Ollama configuration
| Variable | Default | Description |
|---|---|---|
AIRA_OLLAMA_BASE_URL | http://127.0.0.1:11434 | Ollama API endpoint |
AIRA_OLLAMA_TIMEOUT_SECONDS | 0.8 | Discovery timeout per request |
AIRA_OLLAMA_CACHE_TTL_SECONDS | 30 | Model list cache duration |
AIRA_OLLAMA_ENABLE_IN_CLOUD | false | Allow Ollama in Cloud Run (disabled by default to prevent accidental production use) |
Models are discovered at runtime via the Ollama /api/tags endpoint. The discovered model list is cached per base URL with the configured TTL.
Linux bind note
If Ollama is bound to 127.0.0.1:11434 only, Docker containers cannot reach it via host.docker.internal.
Bind Ollama to 0.0.0.0:11434 if container-to-host access is needed.
Running tests
# All tests
docker compose exec backend pytest tests/ -v
# Unit tests only (fast, no external dependencies)

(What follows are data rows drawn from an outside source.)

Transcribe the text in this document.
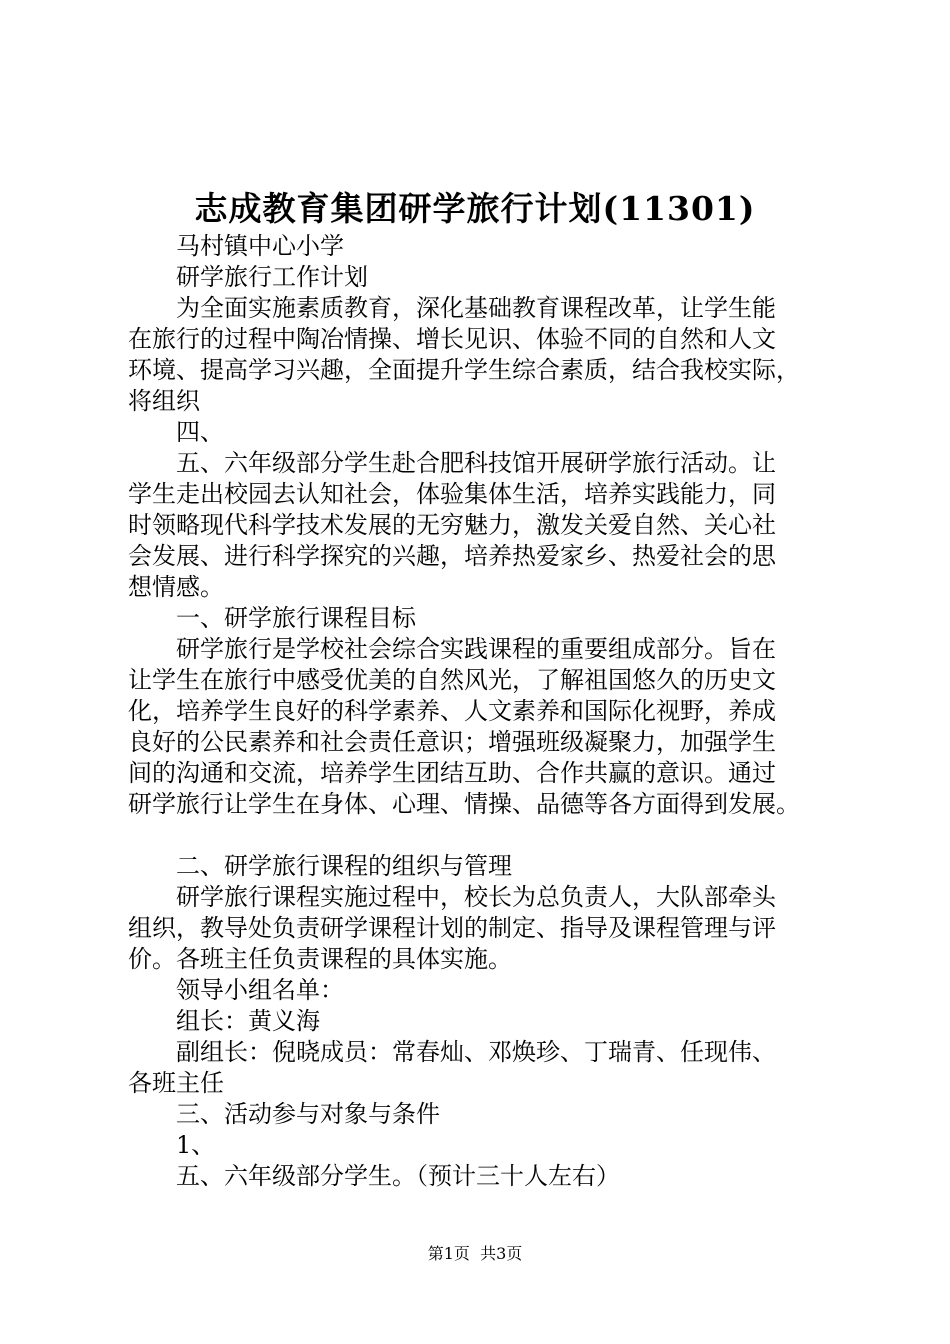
志成教育集团研学旅行计划(11301)
马村镇中心小学
研学旅行工作计划
为全面实施素质教育，深化基础教育课程改革，让学生能
在旅行的过程中陶冶情操、增长见识、体验不同的自然和人文
环境、提高学习兴趣，全面提升学生综合素质，结合我校实际，
将组织
四、
五、六年级部分学生赴合肥科技馆开展研学旅行活动。让
学生走出校园去认知社会，体验集体生活，培养实践能力，同
时领略现代科学技术发展的无穷魅力，激发关爱自然、关心社
会发展、进行科学探究的兴趣，培养热爱家乡、热爱社会的思
想情感。
一、研学旅行课程目标
研学旅行是学校社会综合实践课程的重要组成部分。旨在
让学生在旅行中感受优美的自然风光，了解祖国悠久的历史文
化，培养学生良好的科学素养、人文素养和国际化视野，养成
良好的公民素养和社会责任意识；增强班级凝聚力，加强学生
间的沟通和交流，培养学生团结互助、合作共赢的意识。通过
研学旅行让学生在身体、心理、情操、品德等各方面得到发展。
二、研学旅行课程的组织与管理
研学旅行课程实施过程中，校长为总负责人，大队部牵头
组织，教导处负责研学课程计划的制定、指导及课程管理与评
价。各班主任负责课程的具体实施。
领导小组名单：
组长：黄义海
副组长：倪晓成员：常春灿、邓焕珍、丁瑞青、任现伟、
各班主任
三、活动参与对象与条件
1、
五、六年级部分学生。（预计三十人左右）
第1页  共3页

docker compose exec backend pytest tests/unit/ -v
# With coverage
docker compose exec backend pytest --cov=aira_agent --cov-report=term-missing
Health check
The /api/v1/health endpoint returns {"status": "ok"} and nothing else. No version, no agent names, no uptime — minimal information by design. Use this for load balancer and container orchestrator health checks.
GCP Cloud Run deployment
The production path for Aira uses GCP Cloud Run with Cloud SQL:
Architecture
Firebase Hosting (CDN)
├── aira.pro (landing page)
└── app.aira.pro → Cloud Run (Next.js frontend)
└── Cloud Run (FastAPI backend)
└── Cloud SQL (PostgreSQL)
Key configuration
- Region:
me-central1(or your preferred region) - Request timeout: 300s default, 900s for SSE endpoints
- CPU allocation:
cpu-always-allocatedrecommended for SSE connections - Min instances: 0 for scale-to-zero (10-15s cold start), 1 to eliminate cold starts
- Secrets: Use GCP Secret Manager for API keys and JWT secrets
- CI/CD: Cloud Build auto-deploys on push to
main
AI agent containers
If you use AI agents (see AI Agents), each agent runs as a separate Cloud Run service with a persistent workspace on Google Cloud Storage. The workspace stores git repos and agent state across container restarts.
Updating
Pull the latest code and run migrations:
git pull
docker compose exec backend alembic upgrade head
docker compose restart backend
For Cloud Run, push to main and Cloud Build handles the rest. Migrations run as part of the deployment process.
Scaling considerations
Current state (single instance)
- Single Cloud Run instance handles ~50-100 concurrent graph runs
- The real bottleneck is LLM provider rate limits (10-60s per call), not application code
- Heartbeat scheduler runs as an in-process asyncio background task
- Database lock ensures only one instance wins heartbeat per project
When you need to scale
- 10-50 users: Set
min_instances=1to eliminate cold starts. Add Cloud SQL Auth Proxy sidecar for connection pooling. - 50-200 users: Split the heartbeat worker into a dedicated Cloud Run service. Add PgBouncer for connection multiplexing.
- 200+ users: Add Cloud Tasks/Pub/Sub for async work. Per-project rate limiting. Cloud SQL tier upgrade.